Uno ventilò l’idea di rimanere lì il più a lungo possibile. In infermeria saremmo stati al sicuro, i “vecchi” non sarebbero venuti a cercarci. Ma non potevamo starci per undici mesi, avevamo la necessità di uscire, di andare al casermaggio, di procurarci ciò che ci serviva anche per le pulizie. Decisi di recarmi al casermaggio e, con la scusa, di sondare il terreno. Ero il più vecchio (avevo 26 anni) e forse nei miei confronti gli “anziani” avrebbero avuto un minimo di rispetto.
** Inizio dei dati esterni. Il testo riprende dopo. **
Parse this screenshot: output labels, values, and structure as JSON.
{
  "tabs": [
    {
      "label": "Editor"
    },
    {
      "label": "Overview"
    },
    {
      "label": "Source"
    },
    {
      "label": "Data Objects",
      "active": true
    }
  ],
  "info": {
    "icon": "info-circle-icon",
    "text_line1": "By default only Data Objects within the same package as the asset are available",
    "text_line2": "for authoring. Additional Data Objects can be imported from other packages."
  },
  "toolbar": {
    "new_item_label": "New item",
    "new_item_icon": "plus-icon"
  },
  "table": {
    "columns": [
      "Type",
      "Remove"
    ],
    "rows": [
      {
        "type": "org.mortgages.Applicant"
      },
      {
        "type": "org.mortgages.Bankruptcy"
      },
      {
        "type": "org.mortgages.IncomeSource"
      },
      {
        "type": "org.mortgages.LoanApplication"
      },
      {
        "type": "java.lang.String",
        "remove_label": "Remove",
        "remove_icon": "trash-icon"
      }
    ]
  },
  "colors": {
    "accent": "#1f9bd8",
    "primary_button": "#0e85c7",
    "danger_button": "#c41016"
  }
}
Era vero in parte, anche perché non dimostravo l’età anagrafica.

Uscii dall’infermeria, andai verso il magazzino del casermaggio, mentre i miei compagni mi seguivano da dietro la finestra, era chiuso. Lessi gli orari di apertura sulla tabella affissa alla porta. Tornai indietro. Da lontano notai uno che mi puntava. Feci finta di non vederlo. Ma lui cominciò a correre e a gridare: “Gennaio! Gennaio!”

Feci finta di non sentire, cercando di guadagnare l’infermeria, ma lui fu più veloce e intanto gridava: “Gennaio! Gennaio! Fermati!”

Mi fermai. Adirato, mi ordinò: “Gennaio! Attenti!”

Mi misi sull’attenti di fronte a quello.

Incuteva terrore. Era più alto di me, molto robusto e con un’espressione cattiva. Ebbi paura, ma cercai di non dimostrarlo.

“Quanti siete di gennaio! Dove siete! “

“Siamo sette. Siamo in infermeria. Il tenente medico sta ancora visitando.”

“Quando avete finito andate subito in camerata e presentatevi ai “vecchi”, che vi daranno degli ordini.”

“Ma se incontriamo qualche “vecchio” che ci dà dei comandi?”

“Ditegli che vi manda Tura. Ricordati il nome.”

“Va bene.”

“Devi rispondere signorsì! Attenti!”

“Signorsì!” Urlai, rimettendomi sull’attenti.

“Ora vai!”

Mi allontanai di corsa per riferire ai miei compagni in infermeria gli ordini di Tura. “Quando lotti con Tura lo devi vedere a terra morto e colpirlo ancora, se vuoi avere ragione di lui.” Mi disse qualcuno tempo dopo.